As the Iowa Legislature starts another week of the 2011 session, it makes you wonder how much actual negotiating is going on. You'd think coming to agreement on each of the bills that still need to be passed and signed into law would be the top priority for the Republicans, Democrats and the governor. Instead, people are starting to wonder about  a shutdown and noting that Branstad was governor during the last time that was threatened, in 1992. The Legislature has piled up quite a stack of unresolved budget and spending bills, along with other contentious issues from abortion to secretly videotaping livestock operations. So, maybe the small groups of House and Senate leaders left at the Legislature would spend full days every day talking about what they need in these bills to reach that point and adjourn. Instead, everyone is still repeating their principles and pledges --- along with trashing their opponents. Branstad has to have two-year budgets and House Speaker Kraig Paulsen says they're just trying to reduce government costs. To Senate Majority Leader Mike Gronstal all their talk is just a "gut punch to the middle class." Everything is so stalled that lawmakers may only accomplish what they absolutely have to --- approving a budget.

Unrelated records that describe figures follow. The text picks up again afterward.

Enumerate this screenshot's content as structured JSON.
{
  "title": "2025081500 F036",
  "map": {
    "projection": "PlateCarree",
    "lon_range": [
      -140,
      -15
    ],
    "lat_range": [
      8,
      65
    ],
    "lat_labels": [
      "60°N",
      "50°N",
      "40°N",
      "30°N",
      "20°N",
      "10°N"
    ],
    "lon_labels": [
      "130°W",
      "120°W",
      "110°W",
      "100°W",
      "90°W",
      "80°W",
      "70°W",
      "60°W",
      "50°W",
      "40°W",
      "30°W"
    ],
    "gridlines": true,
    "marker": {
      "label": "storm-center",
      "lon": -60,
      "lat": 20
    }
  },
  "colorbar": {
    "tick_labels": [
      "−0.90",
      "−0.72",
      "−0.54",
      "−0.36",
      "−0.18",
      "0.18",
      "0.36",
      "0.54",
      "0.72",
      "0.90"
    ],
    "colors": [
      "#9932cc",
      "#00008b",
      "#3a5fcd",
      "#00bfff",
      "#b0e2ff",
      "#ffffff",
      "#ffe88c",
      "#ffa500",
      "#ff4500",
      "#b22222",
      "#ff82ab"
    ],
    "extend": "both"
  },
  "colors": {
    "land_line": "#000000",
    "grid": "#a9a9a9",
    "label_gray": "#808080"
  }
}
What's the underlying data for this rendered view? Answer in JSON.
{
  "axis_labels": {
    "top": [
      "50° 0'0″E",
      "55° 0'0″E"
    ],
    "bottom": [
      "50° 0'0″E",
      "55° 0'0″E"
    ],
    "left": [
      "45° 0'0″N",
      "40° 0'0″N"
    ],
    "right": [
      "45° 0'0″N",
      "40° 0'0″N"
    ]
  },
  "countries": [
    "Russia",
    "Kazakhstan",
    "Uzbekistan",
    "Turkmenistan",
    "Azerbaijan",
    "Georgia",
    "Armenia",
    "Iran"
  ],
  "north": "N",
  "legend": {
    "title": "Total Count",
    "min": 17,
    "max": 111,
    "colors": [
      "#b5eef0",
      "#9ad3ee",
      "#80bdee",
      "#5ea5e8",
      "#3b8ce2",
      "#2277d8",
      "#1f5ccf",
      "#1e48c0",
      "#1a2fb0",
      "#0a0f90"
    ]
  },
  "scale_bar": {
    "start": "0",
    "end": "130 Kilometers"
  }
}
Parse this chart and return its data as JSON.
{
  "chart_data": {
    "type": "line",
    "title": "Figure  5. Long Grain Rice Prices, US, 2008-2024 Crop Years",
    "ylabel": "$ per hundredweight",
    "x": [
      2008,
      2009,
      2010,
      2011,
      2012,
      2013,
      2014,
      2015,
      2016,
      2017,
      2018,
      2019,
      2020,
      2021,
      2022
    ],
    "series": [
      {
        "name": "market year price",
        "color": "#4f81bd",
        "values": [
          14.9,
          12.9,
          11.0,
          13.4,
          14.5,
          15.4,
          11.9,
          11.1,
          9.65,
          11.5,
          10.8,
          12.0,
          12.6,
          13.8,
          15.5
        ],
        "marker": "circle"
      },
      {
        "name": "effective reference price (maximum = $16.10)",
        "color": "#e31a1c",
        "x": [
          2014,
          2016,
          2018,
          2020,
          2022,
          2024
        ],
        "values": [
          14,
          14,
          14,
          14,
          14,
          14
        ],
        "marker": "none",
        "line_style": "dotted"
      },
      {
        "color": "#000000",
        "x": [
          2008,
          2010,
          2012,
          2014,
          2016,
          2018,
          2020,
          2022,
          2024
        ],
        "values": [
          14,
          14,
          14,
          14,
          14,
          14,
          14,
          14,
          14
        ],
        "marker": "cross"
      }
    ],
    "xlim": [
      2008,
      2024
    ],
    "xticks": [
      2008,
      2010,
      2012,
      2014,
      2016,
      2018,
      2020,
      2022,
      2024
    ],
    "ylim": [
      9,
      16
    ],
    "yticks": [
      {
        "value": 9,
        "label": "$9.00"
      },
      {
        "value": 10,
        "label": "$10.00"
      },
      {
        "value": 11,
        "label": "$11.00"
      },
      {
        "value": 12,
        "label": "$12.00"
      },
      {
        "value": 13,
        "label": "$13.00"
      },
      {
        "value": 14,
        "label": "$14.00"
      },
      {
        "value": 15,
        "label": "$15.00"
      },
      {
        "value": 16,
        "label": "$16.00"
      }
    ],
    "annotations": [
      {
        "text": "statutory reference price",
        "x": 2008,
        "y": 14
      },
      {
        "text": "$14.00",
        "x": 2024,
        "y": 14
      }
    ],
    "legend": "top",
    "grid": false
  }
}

Is it all just posturing for the base with an eye on politics? There certainly are differences between the various parties to these negotiations and they're important. They indicate divergent philosophies that really do matter and can shape state government. But, again, politics is truely about compromise and real leadership means figuring out how to bridge those gaps. In the process, everyone has to give up something. That's what is going to allow the Legislature to adjourn.

Tuesday, May 3, 2011

A compromising position

They've all got campaign promises and competing ideals to uphold, but it's time. Democrats and Republicans in the Legislature and Gov. Terry Branstad need to put it all aside and do one of the most vile things a politician can do: compromise.  Spending bills have been slow to come to the governor since each house of the Legislature is  controlled by a different party with competing aims and interests. When the Democrats and Republicans did figure out how to compromise, Branstad vetoed all or part of the bills. He's got his own set of campaign promises and ideals that cannot be broken! The period where lawmakers receive daily expense payments, or per diem, ended Friday. That is typically tied to the ajournment date, but nobody's sure how soon it will happen with so many budget and spending bills  yet to be approved and signed. Closed door meetings of the Legislature's leadership are now under way. But freshmen Republicans, with their tea party sympathies, may be pushing their leaders to positions the Democrats can't accept. What the two sides do come up with could conflict with Branstad's promises of a two-year budget and a package of tax reforms that he suggests will spur employment growth in Iowa (which is related to his pledge to create 200,000 jobs). We'll see how much impact reality has on those promises and ideals.